Enam pasang mata saling melirik dalam diam. Mereka berenam duduk melingkar beralaskan tikar, belum ada satu pun dari mereka yang membuka obrolan. Pak Ukar yang biasanya senang memanas-manasi pak Sardi hanya diam. Dia tahu situasi yang sedang serius yang sekarang sedang ia hadapi, perasaan tidak enak pun mulai menelusup ke dalam batinnya.
“Ini teh ada apa Wak kumpul-kumpul begini?” Hanya Abas yang berani buka suara. Dia memang salah satu dari enam orang yang berkumpul.
Wajah Biru terlihat tenang, meskipun hatinya sangat cemas. Dia mencuri pandang pada tuan rumah yang mengundang, hanya memastikan hal baik atau hal buruk yang akan dibicarakan.
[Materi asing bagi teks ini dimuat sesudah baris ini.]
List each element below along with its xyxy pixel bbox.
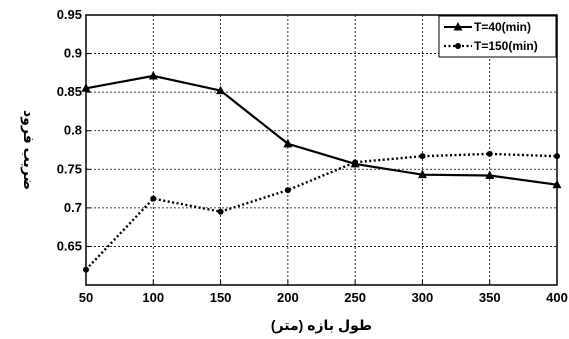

“Diam Bas.” Arum yang duduk di samping Abas berbisik dan menyikut lengan Abas.
“Ukar, kamu tau apa yang dilakukan anakmu kemarin pada anakku?” Pak Sardi menatap tajam pak Ukar yang terlihat lebih tenang hari itu.
“Memangnya apa yang dilakukan Biru pada Arum?” Tanya pak Ukar.
“Dia memeluk anakku di tempat sepi!” pak Sardi meninggikan suaranya, sementara matanya menatap sinis Biru.
Biru memejamkan mata, dia menyesal bertindak gegabah kemarin sore, karena kemungkinan terburuk dalam perjalanannya bersama Arum akan segera terjadi.
“Benar itu Ru?” Ratna istrinya Ukar menatap anaknya.
Biru mengangguk, “Benar Bu, nggak sengaja soalnya aku bahagia sekali kemarin.” Pengakuan Biru membuat Abas heboh.
“Wah kudu dinikahin aja Wak kalau gitu mah.”
“Abaass!!!” Arum, Biru, dan Pak Sardi kompak membentak Abas, dan membuat Abas mengkerut.
“Lalu kamu mengumpulkan kami di sini itu untuk membahas itu? Kan wajar Mis, mereka kan baru bertemu dan mereka cukup dekat, kenapa masalah begini saja kamu permasalahkan.” pak Ukar tidak habis pikir dengan mantan sahabatnya itu.
“Kamu tidak tahu kar bagaimana menjaga anak perawan itu, karena anak kamu laki-laki.” pak Sardi kurang suka dengan kata-kata pak Ukar.
“Lalu mau kamu apa Kumis? aku pasrah deh, demi anakku si Biru. Jangan hukum anakku, aku saja!”
“Tidak! anakmu yang melakukannya. Saya…” pak Sardi menatap tajam Biru, “Saya minta si anak tidak beradab ini menikahi anakku si Arum.”
Semua yang ada di sana hening tiba-tiba, mulut Abas menganga, Arum menahan napasnya, sementara Biru mulai berkeringat dingin.
dan tiba-tiba…
“Hahahaha… Kumis Kumis, jadi kamu ngajak kita besanan, Huh? Apa aku bilang. Pada akhirnya kita akan besanan.” pak Ukar terbahak.
“Kamu tidak penting Ukar. Aku bicara sama anakmu, kalau dia tidak mau menikahi anakku, aku akan menjodohkan anakku dengan si Abas.”
“Lah kenapa saya Wak? saya nggak meluk-meluk si Arum. Sumpah!” Abas terlonjak dari duduknya, sedikit menjauh dari Arum, wajahnya memucat.